Alla data della dichiarazione: Pres. Camera   (Lista di elezione: PdL)  - Deputato (Gruppo: FLI) 


 

«Così Alfano non lavora per un grande centrodestra» - INTERVISTA

  • (13 novembre 2012) - fonte: Il Messaggero | Marco Conti - inserita il 13 novembre 2012 da 31

    «Non credo che dalle urne possa uscire un pareggio. E' solo un'ipotesi di scuola».

    «La reazione di Alfano non mi ha stupito perché ha una concezione del centrodestra molto limitato con un perimetro molto ristretto.Ora è impegnato a dimostrare la sua leadership all’interno di un Pdl che viaggia tra il 15 e il 17%. Una percentuale che per oltre la metà appartiene a Berlusconi il quale, al di là dell’ovvia quiete dopo la tempesta, è poco in sintonia con Alfano. L’altra parte residua è dei colonnelli».

    Gianfranco Fini, presidente della Camera ed ex fondatore del Pdl, non ha digerito lo sbarramento nei confronti del centrodestra decretatogli dall’attuale segretario azzurro. «Ricordo ad Alfano che nel 2008 il centrodestra aveva il 37%. E se si riferisce ad un Pdl del 15% ha ragione a dire che non ho nulla da spartirci».

    Tutta colpa della pressione via twitter che Alfano dice di ricevere?

    «La motivazione che lo spinge a tale affermazione è esemplificativa. Ma non capisce, o finge di non capire forse per la mancanza del quid, che io mi riferivo ad un centrodestra dal consenso doppio dell’attuale, che invece si è dissolto. Dovrebbe chiedersi perché il consenso del Pdl si è dimezzato».

    Dimezzato perché lei è stato messo alla porta?

    «Non credo si sia dissolto perché è troppo poco radicale, poco demagogico o poco antieuropeo, ma per ragioni esattamente opposte. Vincerà sicuramente le primarie, non so se farà il candidato premier, ma in questo modo Alfano perimetra un Pdl dentro un centrodestra che ha già perso. In questo modo il massimo delle alleanze che può fare, ammesso che gli altri siano d’accordo, è con la Lega di Maroni e la Destra di Storace».

    Ma nel Pdl sono tutti d’accordo?

    «Mi ha colpito una dichiarazione di Osvaldo Napoli che oggi ha esortato i montiani, ovunque siano, a fare un passo avanti e a candidare il Professore a presidente del Consiglio in alternativa a Bersani o Renzi e a Grillo. Questo è esattamente il perimetro di un’area moderata e di centrodestra molto più ampia dell’orizzonte che disegna Alfano».

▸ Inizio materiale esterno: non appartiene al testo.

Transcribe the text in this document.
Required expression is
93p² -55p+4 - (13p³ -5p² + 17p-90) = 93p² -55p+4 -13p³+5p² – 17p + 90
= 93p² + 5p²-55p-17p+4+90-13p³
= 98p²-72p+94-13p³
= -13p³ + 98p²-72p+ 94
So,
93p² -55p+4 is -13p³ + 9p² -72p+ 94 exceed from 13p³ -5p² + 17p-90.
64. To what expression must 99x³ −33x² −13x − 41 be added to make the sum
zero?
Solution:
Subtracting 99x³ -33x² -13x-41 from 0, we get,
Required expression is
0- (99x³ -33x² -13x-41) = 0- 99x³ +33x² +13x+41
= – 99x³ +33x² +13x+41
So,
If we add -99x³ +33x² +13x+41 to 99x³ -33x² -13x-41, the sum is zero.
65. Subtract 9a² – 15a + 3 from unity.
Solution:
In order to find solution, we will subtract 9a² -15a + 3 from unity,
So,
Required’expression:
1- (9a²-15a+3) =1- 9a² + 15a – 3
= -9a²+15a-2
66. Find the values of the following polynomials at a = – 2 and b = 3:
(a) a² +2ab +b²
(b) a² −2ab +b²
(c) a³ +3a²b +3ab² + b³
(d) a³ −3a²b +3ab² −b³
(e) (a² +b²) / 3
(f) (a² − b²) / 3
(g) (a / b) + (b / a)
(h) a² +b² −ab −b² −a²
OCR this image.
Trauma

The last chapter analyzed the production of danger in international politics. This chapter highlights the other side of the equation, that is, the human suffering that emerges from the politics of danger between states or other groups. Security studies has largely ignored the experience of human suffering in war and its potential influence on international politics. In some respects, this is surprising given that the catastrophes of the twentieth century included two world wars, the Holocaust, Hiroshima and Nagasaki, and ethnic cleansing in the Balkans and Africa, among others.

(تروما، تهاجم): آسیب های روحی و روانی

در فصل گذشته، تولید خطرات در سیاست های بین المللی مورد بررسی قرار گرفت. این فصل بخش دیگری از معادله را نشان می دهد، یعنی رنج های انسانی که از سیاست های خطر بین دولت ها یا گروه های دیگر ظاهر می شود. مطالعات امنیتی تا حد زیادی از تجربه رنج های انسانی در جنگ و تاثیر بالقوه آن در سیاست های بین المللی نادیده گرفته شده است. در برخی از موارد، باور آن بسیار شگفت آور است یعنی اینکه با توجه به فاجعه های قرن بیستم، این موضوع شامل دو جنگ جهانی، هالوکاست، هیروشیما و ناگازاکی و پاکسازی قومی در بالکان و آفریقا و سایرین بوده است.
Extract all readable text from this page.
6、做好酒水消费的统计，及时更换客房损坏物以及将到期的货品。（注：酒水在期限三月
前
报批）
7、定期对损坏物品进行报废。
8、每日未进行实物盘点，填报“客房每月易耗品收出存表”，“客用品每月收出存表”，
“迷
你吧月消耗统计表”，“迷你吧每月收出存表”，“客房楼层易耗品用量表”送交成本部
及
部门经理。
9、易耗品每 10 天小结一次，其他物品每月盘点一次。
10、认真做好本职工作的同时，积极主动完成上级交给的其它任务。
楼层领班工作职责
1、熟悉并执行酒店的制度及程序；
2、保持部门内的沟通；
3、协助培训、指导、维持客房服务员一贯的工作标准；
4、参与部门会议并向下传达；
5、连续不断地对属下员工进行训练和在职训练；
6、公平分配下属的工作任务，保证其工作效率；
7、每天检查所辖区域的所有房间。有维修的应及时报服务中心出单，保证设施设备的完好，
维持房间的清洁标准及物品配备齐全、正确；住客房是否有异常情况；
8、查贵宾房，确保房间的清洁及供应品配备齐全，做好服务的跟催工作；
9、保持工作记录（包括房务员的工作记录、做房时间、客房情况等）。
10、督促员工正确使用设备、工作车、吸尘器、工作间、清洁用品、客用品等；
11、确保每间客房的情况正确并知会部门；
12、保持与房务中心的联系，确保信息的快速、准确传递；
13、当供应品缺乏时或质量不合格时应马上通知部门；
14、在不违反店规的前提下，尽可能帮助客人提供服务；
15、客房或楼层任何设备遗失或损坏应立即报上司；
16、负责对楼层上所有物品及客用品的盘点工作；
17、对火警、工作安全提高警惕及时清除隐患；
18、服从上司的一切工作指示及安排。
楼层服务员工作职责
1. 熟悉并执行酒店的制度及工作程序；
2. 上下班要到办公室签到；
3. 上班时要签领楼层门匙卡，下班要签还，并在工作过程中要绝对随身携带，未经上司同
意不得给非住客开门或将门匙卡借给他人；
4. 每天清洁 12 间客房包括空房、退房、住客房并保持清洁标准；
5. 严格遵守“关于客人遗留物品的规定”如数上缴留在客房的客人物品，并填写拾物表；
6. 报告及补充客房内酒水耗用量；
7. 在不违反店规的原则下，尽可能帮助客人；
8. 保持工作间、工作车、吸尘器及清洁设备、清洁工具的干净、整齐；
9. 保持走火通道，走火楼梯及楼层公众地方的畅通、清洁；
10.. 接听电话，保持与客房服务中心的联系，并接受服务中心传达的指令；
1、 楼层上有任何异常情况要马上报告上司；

    Ammetterà però che non è facile tenere unito un Pdl con Berlusconi che lo piccona da fuori.

    «Non voglio entrare nei rapporti interni. Dico solo che la cartina di tornasole è una sola: dicano se, per evitare che governino Grillo o Bersani, sono disponibili a candidare Monti chiamando a raccolta tutti coloro che temono le due alternative».

    Esiste un Pdl senza Berlusconi?

    «Personalmente non credo».

    Ha mai pensato che se non avesse alzato quel dito ora poteva essere al posto di Alfano?

    «Io quel dito lo ha alzato proprio per evitare che il Pdl si riducesse così. Avevo denunciato più di un problema. A cominciare dalla mancanza di dibattito, di regole e di democrazia interna».

    Riuscirete a cambiare la legge elettorale?

    «Penso di sì perché la pressione più forte è della pubblica opinione e tutte le forze politiche hanno a suo tempo chiesto di cambiarla. Inoltre c’è la sentenza della Consulta».

    Scusi, ma lei il Porcellum lo ha votato. Perché cambiarla solo ora?

    «La Corte si è pronunciata soltanto adesso. Inoltre nel 2008 la situazione era tutta diversa e solo quattro forze politiche sono entrate in Parlamento, mentre ora rischiamo di dare un premio a partiti che non arrivano al trenta per cento, con un evidente distorsione del principio di rappresentanza».

    Condivide la proposta di un premio del 10% alla lista che arriva prima?

    «Sono d’accordo con quanto suggerito dal professor D’Alimonte e penso si possa trovare un accordo lavorando sul premio alla coalizione e su quello alla lista».

    C’è il rischio, come ha detto il presidente del Senato, che se non fate la legge elettorale Grillo schizzi all’80%?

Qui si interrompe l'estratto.